Лида нервно дергала листик, попавший ей в руки. Она растерялась, потому что это было совершенно неожиданно, не нужно и создавало печальную, непоправимую неловкость между нею и Новиковым, к которому она издавна привыкла, почти как к родному, и которого немного любила.
— Я не знаю, право… Я и не думала вовсе… Новиков почувствовал, как с тупой болью упало куда-то вниз его сердце, побледнел, встал и взял фуражку.
— До свиданья! — сказал он, сам не слыша своего голоса.
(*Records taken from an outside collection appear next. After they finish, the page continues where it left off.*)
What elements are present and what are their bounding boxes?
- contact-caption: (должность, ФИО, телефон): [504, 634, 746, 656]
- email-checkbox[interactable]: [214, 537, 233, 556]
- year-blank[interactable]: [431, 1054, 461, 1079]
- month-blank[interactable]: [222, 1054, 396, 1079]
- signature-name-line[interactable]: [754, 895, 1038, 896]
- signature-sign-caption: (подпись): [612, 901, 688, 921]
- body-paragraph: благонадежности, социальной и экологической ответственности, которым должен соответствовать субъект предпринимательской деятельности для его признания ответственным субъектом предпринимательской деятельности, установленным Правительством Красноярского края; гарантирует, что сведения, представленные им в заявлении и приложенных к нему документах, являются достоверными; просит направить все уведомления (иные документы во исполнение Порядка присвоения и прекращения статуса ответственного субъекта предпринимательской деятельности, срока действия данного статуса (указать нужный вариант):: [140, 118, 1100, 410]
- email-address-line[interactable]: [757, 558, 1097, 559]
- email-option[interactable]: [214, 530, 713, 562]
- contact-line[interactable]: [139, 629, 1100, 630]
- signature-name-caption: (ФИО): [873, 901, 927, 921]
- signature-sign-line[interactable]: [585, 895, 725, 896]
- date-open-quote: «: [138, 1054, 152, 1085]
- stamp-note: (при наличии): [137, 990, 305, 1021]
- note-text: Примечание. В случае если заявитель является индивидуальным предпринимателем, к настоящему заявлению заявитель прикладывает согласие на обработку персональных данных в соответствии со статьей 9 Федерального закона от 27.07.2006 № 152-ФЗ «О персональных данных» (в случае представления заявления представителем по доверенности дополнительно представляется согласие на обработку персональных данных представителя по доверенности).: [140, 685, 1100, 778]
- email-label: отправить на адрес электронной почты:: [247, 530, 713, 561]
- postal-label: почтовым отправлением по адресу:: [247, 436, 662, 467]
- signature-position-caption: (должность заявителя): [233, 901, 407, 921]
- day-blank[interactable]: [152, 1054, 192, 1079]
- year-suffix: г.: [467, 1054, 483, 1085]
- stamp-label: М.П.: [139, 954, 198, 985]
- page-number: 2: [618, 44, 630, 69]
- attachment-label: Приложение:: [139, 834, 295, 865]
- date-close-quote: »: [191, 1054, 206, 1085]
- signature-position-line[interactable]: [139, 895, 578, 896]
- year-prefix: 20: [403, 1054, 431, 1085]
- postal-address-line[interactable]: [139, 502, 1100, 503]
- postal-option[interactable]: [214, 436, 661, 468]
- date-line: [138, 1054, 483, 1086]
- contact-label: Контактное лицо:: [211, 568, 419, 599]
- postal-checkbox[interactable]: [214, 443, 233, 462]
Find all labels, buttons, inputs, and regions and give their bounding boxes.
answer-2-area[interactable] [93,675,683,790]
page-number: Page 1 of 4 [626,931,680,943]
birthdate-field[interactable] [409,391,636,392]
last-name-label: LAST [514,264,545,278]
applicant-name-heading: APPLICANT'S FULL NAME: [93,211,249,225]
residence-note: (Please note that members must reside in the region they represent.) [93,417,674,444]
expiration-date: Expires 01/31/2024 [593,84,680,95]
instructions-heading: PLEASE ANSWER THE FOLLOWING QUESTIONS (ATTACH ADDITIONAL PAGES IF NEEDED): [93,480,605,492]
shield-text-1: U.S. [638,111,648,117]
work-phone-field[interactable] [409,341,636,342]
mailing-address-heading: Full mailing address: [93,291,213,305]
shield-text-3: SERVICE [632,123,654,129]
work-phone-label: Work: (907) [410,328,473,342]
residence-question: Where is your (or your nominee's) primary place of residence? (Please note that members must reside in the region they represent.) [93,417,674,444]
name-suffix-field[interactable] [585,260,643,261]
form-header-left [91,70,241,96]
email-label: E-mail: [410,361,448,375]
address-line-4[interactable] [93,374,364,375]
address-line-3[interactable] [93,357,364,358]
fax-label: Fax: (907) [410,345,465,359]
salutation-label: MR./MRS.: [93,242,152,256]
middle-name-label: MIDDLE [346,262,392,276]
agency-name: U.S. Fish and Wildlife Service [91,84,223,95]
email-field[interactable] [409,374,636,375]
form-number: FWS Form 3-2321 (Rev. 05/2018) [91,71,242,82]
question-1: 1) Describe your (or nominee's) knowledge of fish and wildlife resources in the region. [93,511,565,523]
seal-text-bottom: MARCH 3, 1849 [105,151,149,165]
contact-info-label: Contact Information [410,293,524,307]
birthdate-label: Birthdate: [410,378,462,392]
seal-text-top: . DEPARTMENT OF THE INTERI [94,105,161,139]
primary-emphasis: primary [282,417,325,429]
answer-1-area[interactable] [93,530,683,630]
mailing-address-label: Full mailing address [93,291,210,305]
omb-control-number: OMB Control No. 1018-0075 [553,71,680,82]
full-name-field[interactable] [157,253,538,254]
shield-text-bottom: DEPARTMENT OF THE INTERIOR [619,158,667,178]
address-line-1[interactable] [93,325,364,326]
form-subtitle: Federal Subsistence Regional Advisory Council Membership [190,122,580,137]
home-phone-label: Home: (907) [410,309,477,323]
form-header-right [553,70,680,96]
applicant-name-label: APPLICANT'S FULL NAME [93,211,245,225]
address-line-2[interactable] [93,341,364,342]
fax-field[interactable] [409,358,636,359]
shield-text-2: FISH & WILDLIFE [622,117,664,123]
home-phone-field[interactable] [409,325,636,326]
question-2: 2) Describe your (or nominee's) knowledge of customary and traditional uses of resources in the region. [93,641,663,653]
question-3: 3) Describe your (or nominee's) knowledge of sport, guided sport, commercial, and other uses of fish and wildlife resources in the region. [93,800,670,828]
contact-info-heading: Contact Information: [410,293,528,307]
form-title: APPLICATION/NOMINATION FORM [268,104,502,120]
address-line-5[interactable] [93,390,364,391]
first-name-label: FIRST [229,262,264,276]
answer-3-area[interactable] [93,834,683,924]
Губы у него странно кривились в нелепую и неуместную дрожащую улыбку.
— Куда же вы? До свиданья! — растерянно отвечала Лида, протягивая руку и стараясь беспечно улыбаться.
Новиков быстро пожал ей руку и, не надевая фуражки, крупными шагами пошел прямо по росистой траве в сад. Зайдя в первую тень, он вдруг остановился и с силой схватил себя за волосы.